Konflikt na linii część samorządowców-władze szpitala trwa blisko od 10 lat. Źródłem sporu jest zawarta w 2010 r. przez starostwo powiatowe w Olkuszu umowa powołująca do życia spółkę Nowy Szpital, która przejęła zarządzenie szpitalem.
Pomimo faktu, iż powiat wniósł do spółki publiczny majątek stał się jej mniejszościowym udziałowcem. W wyniku czego został pozbawiony realnego wpływu na jej działalność.
Większościowym udziałowcem Nowego Szpitala w Olkuszu została Grupa Nowy Szpital Holding S.A (GNS).
Spór strostwo-władze szpitala
Kolejne władze starostwa, nie mogąc skutecznie zapobiegać w swojej ocenie niekorzystnym z punktu widzenia mieszkańców działaniom, zwróciło się do NIK o przeprowadzenie w szpitalu kontroli.
Zdaniem NIK zarząd placówki na wszelkie sposoby próbował udaremnić, a następnie utrudnić przeprowadzenie audytu. Izba złożyła więc zawiadomienie do prokuratury o utrudnianie czynności służbowych. Spółka odpiera te zarzuty, zapewniając, że przez cały okres inspekcji szpital współpracował z urzędnikami udostępniał im wszystkie dokumenty.
- Nigdy nie odmówiono kontrolerowi wstępu do obiektu szpitala - przekonuje rzecznik prasowy GNS Marta Pióro.
Główną kwestią sporną pomiędzy powiatem a spółką były wielkość i zasadność zobowiązań podejmowanych przez szpital wobec głównego udziałowca.
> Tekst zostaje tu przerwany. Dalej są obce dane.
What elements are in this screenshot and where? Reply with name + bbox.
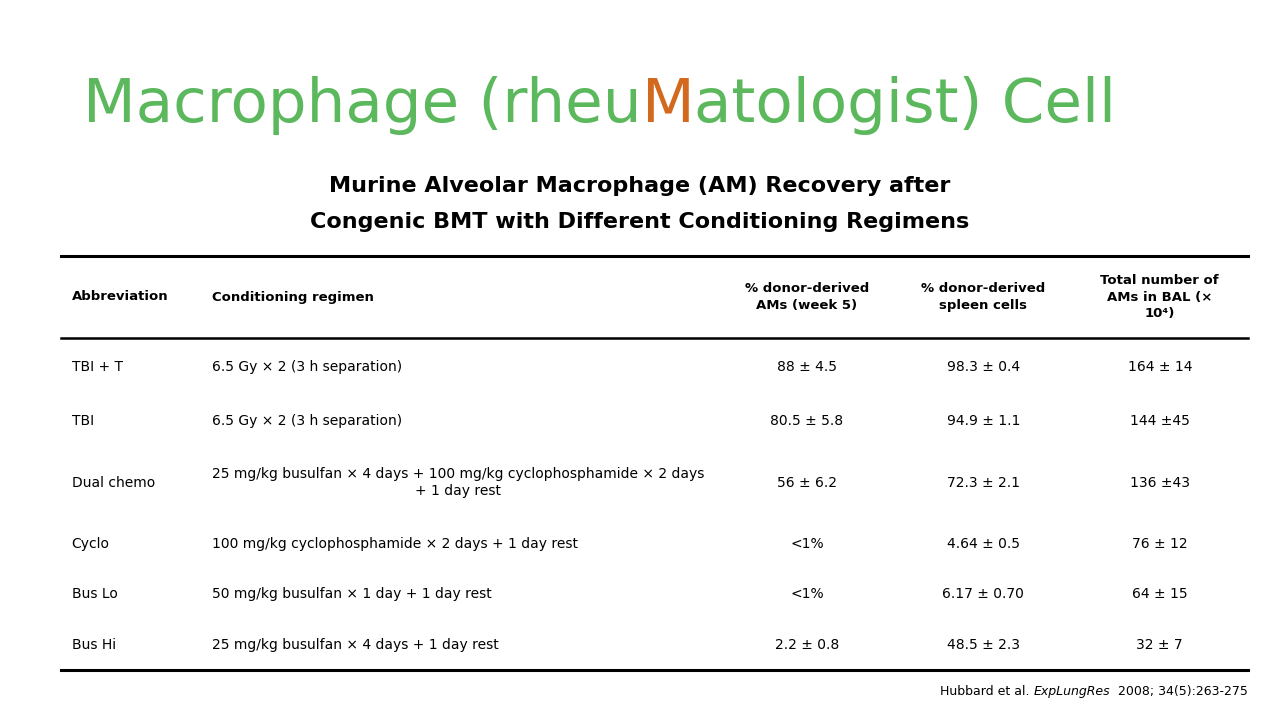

Według NIK, szpital - wbrew stanowisku władz powiatu - podejmował decyzje korzystne dla Grupy, m.in. zlecał usługi zewnętrzne oraz udzielał tej spółce i spółkom od niej zależnym pożyczek. Takie decyzje mogły niekorzystnie wpływać na działanie spółki i prowadzić do naruszania zasad efektywnego wydatkowania środków publicznych.
Powiat nie jest bez winy
Przeprowadzony audyt wskazuje również na słabe strony powiatu. W ocenie kontrolerów samorządowcy nie wykorzystali wszystkich dostępnych instrumentów prawnych. Tylko raz w 2013 r. przeprowadzono w spółce kontrolę indywidualną, natomiast nie skorzystano z żądania wyznaczenia przez sąd firmy audytorskiej.
- W 2009 roku zwracałem uwagę, że powiat nie może wyzbywać się kontroli nad taką ważną jednostką jaką jest szpital. Jak widać po latach moje obawy były słuszne - komentuje Radny Powiatowy, Jan Orkisz.
Pomimo trwania sporu nie ucierpieli na tym pacjenci. Cały czas mieli oni zapewnioną opiekę medyczną, choć zdarzały się problemy.
- Nie rozumiemy powodów, dla których NIK wchodzi w kompetencje zarządu szpitala. Jesteśmy przekonani, że dobrze wykonujemy swoje zadania - podsumowuje rzeczniczka GNS.